Ce n'est pas que du confort. Célébrer une étape recharge ton énergie et renforce l'histoire que tu te racontes : mon plan est bon, je progresse, cet objectif compte vraiment pour moi. Le Celebrate hebdomadaire de JAB, c'est exactement ce mécanisme, en collectif.
Les questions qu'on nous pose
Comment se fixer des objectifs annuels qu'on tient vraiment ?
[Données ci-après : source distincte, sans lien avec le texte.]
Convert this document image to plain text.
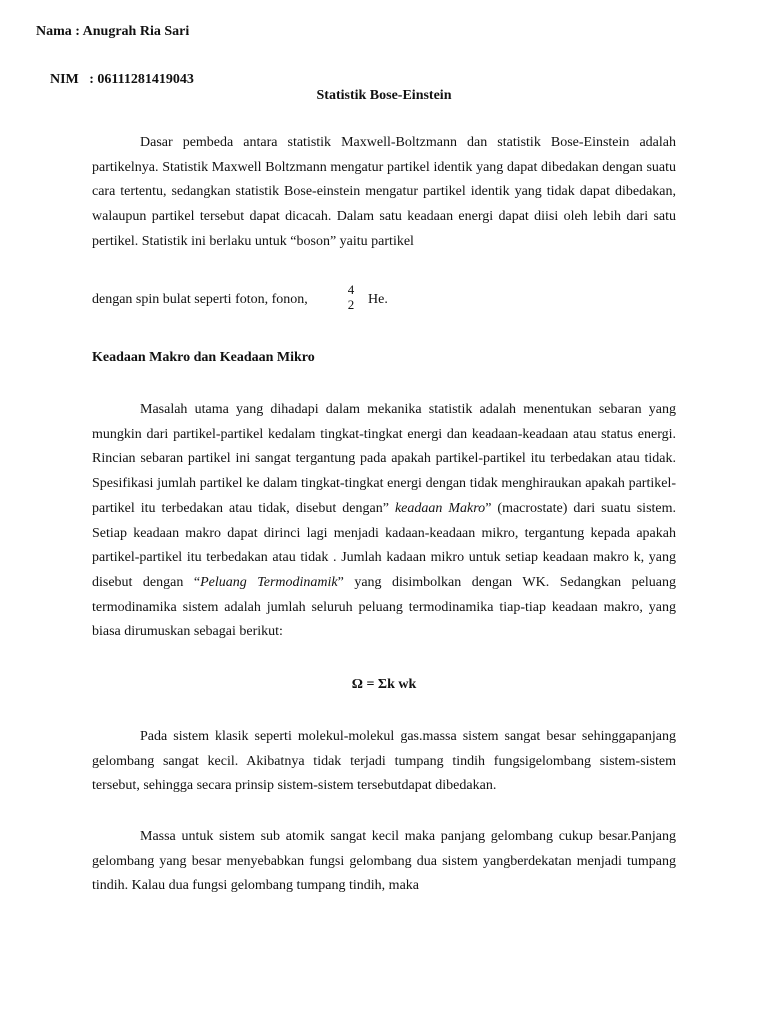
Nama : Anugrah Ria Sari

NIM   : 06111281419043

Statistik Bose-Einstein

Dasar pembeda antara statistik Maxwell-Boltzmann dan statistik Bose-Einstein adalah partikelnya. Statistik Maxwell Boltzmann mengatur partikel identik yang dapat dibedakan dengan suatu cara tertentu, sedangkan statistik Bose-einstein mengatur partikel identik yang tidak dapat dibedakan, walaupun partikel tersebut dapat dicacah. Dalam satu keadaan energi dapat diisi oleh lebih dari satu pertikel. Statistik ini berlaku untuk “boson” yaitu partikel

dengan spin bulat seperti foton, fonon,
4
2 He.
Keadaan Makro dan Keadaan Mikro

Masalah utama yang dihadapi dalam mekanika statistik adalah menentukan sebaran yang mungkin dari partikel-partikel kedalam tingkat-tingkat energi dan keadaan-keadaan atau status energi. Rincian sebaran partikel ini sangat tergantung pada apakah partikel-partikel itu terbedakan atau tidak. Spesifikasi jumlah partikel ke dalam tingkat-tingkat energi dengan tidak menghiraukan apakah partikel-partikel itu terbedakan atau tidak, disebut dengan” keadaan Makro” (macrostate) dari suatu sistem. Setiap keadaan makro dapat dirinci lagi menjadi kadaan-keadaan mikro, tergantung kepada apakah partikel-partikel itu terbedakan atau tidak . Jumlah kadaan mikro untuk setiap keadaan makro k, yang disebut dengan “Peluang Termodinamik” yang disimbolkan dengan WK. Sedangkan peluang termodinamika sistem adalah jumlah seluruh peluang termodinamika tiap-tiap keadaan makro, yang biasa dirumuskan sebagai berikut:

Ω = Σk wk

Pada sistem klasik seperti molekul-molekul gas.massa sistem sangat besar sehinggapanjang gelombang sangat kecil. Akibatnya tidak terjadi tumpang tindih fungsigelombang sistem-sistem tersebut, sehingga secara prinsip sistem-sistem tersebutdapat dibedakan.

Massa untuk sistem sub atomik sangat kecil maka panjang gelombang cukup besar.Panjang gelombang yang besar menyebabkan fungsi gelombang dua sistem yangberdekatan menjadi tumpang tindih. Kalau dua fungsi gelombang tumpang tindih, maka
En passant de l'intention à la structure. Tu écris l'objectif à la main, tu le réécris chaque semaine pendant un mois, tu le rends tangible et daté, puis tu le découpes en actions. Un objectif que tu n'as pas traduit dans ta routine reste une résolution.
Quelle différence entre une résolution et un objectif ?
La résolution est une intention que tu portes sans jamais la traduire concrètement. L'objectif a du sens pour toi, il est tangible, daté, ambitieux, et accompagné d'un plan d'action. La résolution s'empile ; l'objectif prend de la place dans ton agenda.
Faut-il se fixer des objectifs irréalistes ?
Pas pour les atteindre, pour ouvrir ta créativité. L'exercice du x10 consiste à multiplier ton objectif par dix et à regarder comment ton plan changerait. Tu ne feras pas cent rendez-vous par semaine, mais tu trouveras des moyens que tu n'aurais jamais cherchés.